To generate a FICO score, you must have at least one account open for at least six months. In addition, you must have at least one account reported to the credit bureaus during the previous six months.

VantageScore instead can generate credit scores based on one month of history and one account reported in the past 24 months.

Your credit score is used by over 2,200 financial institutions, according to VantageScore.

The following factors contribute to these scores:

  • Payment history: Very influential
  • Credit age and type: Very influential
  • The percentage of credit limit used: highly influential
  • Balances and debt: Moderately influential
  • Recent Credit Behaviour and Inquiries: Less influential
  • Available Credit: Less Influential

It’s pretty much the same as the factors that FICO evaluates, isn’t it?

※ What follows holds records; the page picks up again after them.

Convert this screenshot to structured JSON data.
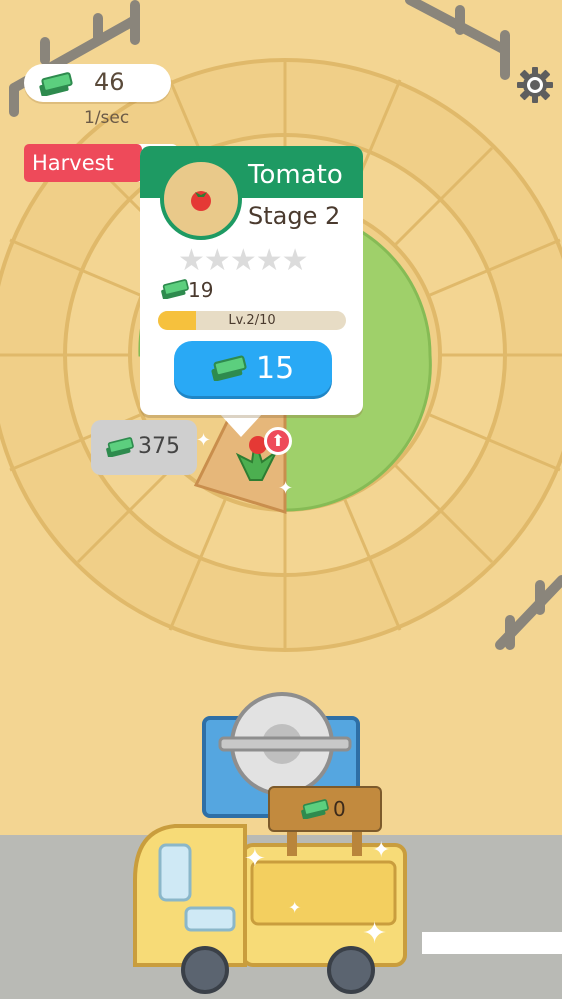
{
  "hud": {
    "cash": "46",
    "rate": "1/sec",
    "harvest_label": "Harvest",
    "plot_price": "375",
    "box_cash": "0",
    "cash_icon": "cash-stack-icon",
    "settings_icon": "gear-icon"
  },
  "popup": {
    "title": "Tomato",
    "stage": "Stage 2",
    "stars_total": 5,
    "stars_filled": 0,
    "income": "19",
    "level_text": "Lv.2/10",
    "level_progress": 0.2,
    "upgrade_cost": "15",
    "crop_icon": "tomato-icon"
  },
  "colors": {
    "ground": "#f3d592",
    "header_green": "#1e9a63",
    "upgrade_blue": "#29a9f5",
    "harvest_red": "#ee4a5a",
    "level_yellow": "#f6c13d",
    "grass": "#9fd06a",
    "truck_yellow": "#f7db77"
  }
}
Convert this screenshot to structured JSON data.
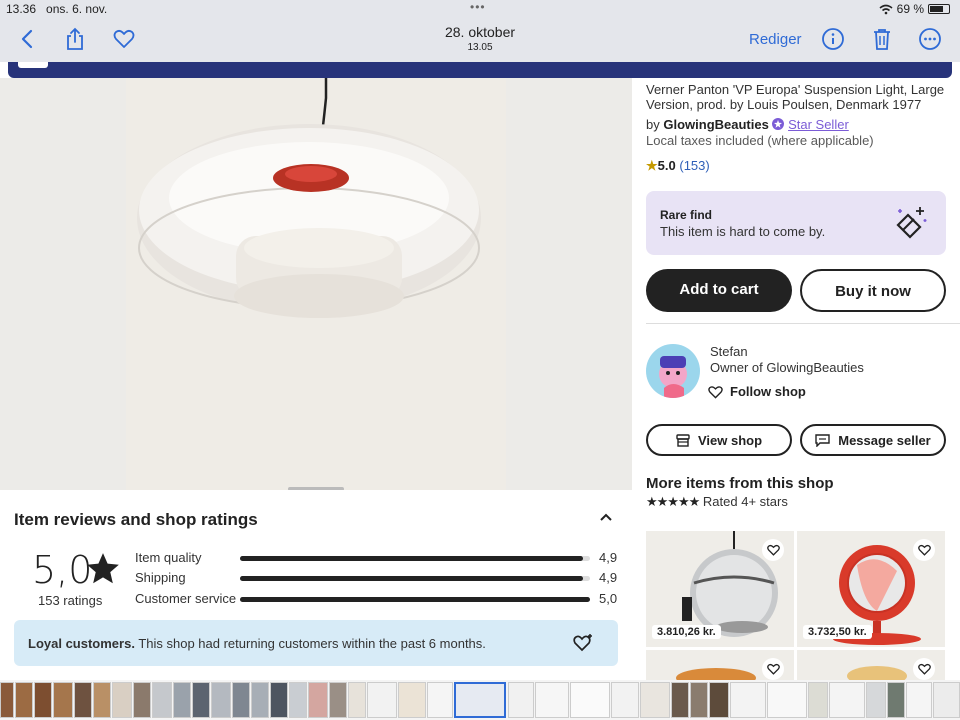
{
  "status_bar": {
    "time": "13.36",
    "date": "ons. 6. nov.",
    "battery": "69 %"
  },
  "toolbar": {
    "title": "28. oktober",
    "subtitle": "13.05",
    "edit_label": "Rediger"
  },
  "product": {
    "title": "Verner Panton 'VP Europa' Suspension Light, Large Version, prod. by Louis Poulsen, Denmark 1977",
    "by_prefix": "by",
    "shop_name": "GlowingBeauties",
    "star_seller": "Star Seller",
    "taxes": "Local taxes included (where applicable)",
    "rating": "5.0",
    "rating_count": "(153)"
  },
  "rare_find": {
    "heading": "Rare find",
    "text": "This item is hard to come by."
  },
  "buttons": {
    "add_to_cart": "Add to cart",
    "buy_now": "Buy it now",
    "view_shop": "View shop",
    "message_seller": "Message seller",
    "follow_shop": "Follow shop"
  },
  "owner": {
    "name": "Stefan",
    "role": "Owner of GlowingBeauties"
  },
  "more_items": {
    "heading": "More items from this shop",
    "stars": "★★★★★",
    "subtitle": "Rated 4+ stars",
    "items": [
      {
        "price": "3.810,26 kr."
      },
      {
        "price": "3.732,50 kr."
      }
    ]
  },
  "reviews": {
    "heading": "Item reviews and shop ratings",
    "score": "5,0",
    "ratings_count": "153 ratings",
    "rows": [
      {
        "label": "Item quality",
        "value": "4,9",
        "fraction": 0.98
      },
      {
        "label": "Shipping",
        "value": "4,9",
        "fraction": 0.98
      },
      {
        "label": "Customer service",
        "value": "5,0",
        "fraction": 1.0
      }
    ],
    "loyal_bold": "Loyal customers.",
    "loyal_text": "This shop had returning customers within the past 6 months."
  },
  "colors": {
    "accent_blue": "#2f6bd6",
    "banner": "#27337a",
    "rare_bg": "#e8e3f5",
    "loyal_bg": "#d7ebf7",
    "star_seller": "#7b5cd6"
  }
}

For the VantageScore ® 3.0 credit scoring model, these are the ranges.

  • Excellent: 750 to 850
  • Good: 700 to 749
  • Regular: 640 to 699
  • Need attention: 300 to 639

Proprietary scoring models

As well as FICO® and VantageScore ® credit scores, each of the three national consumer credit bureaus offers its own credit scores. Often called “educational credit scores,” these scores aren’t usually used by lenders when making credit decisions.

Experian, for instance, offers the PLUS Score, which ranges from 330 to 830 points, and Equifax offers the Equifax Credit Score, which ranges from 280 to 850 points. It is possible that you will have to pay to access these scores.

You will learn how to manage your credit in an intelligent and planned way, so as to maintain a high credit score, so that you have a greater chance of achieving the personal and/or business economic growth you wish.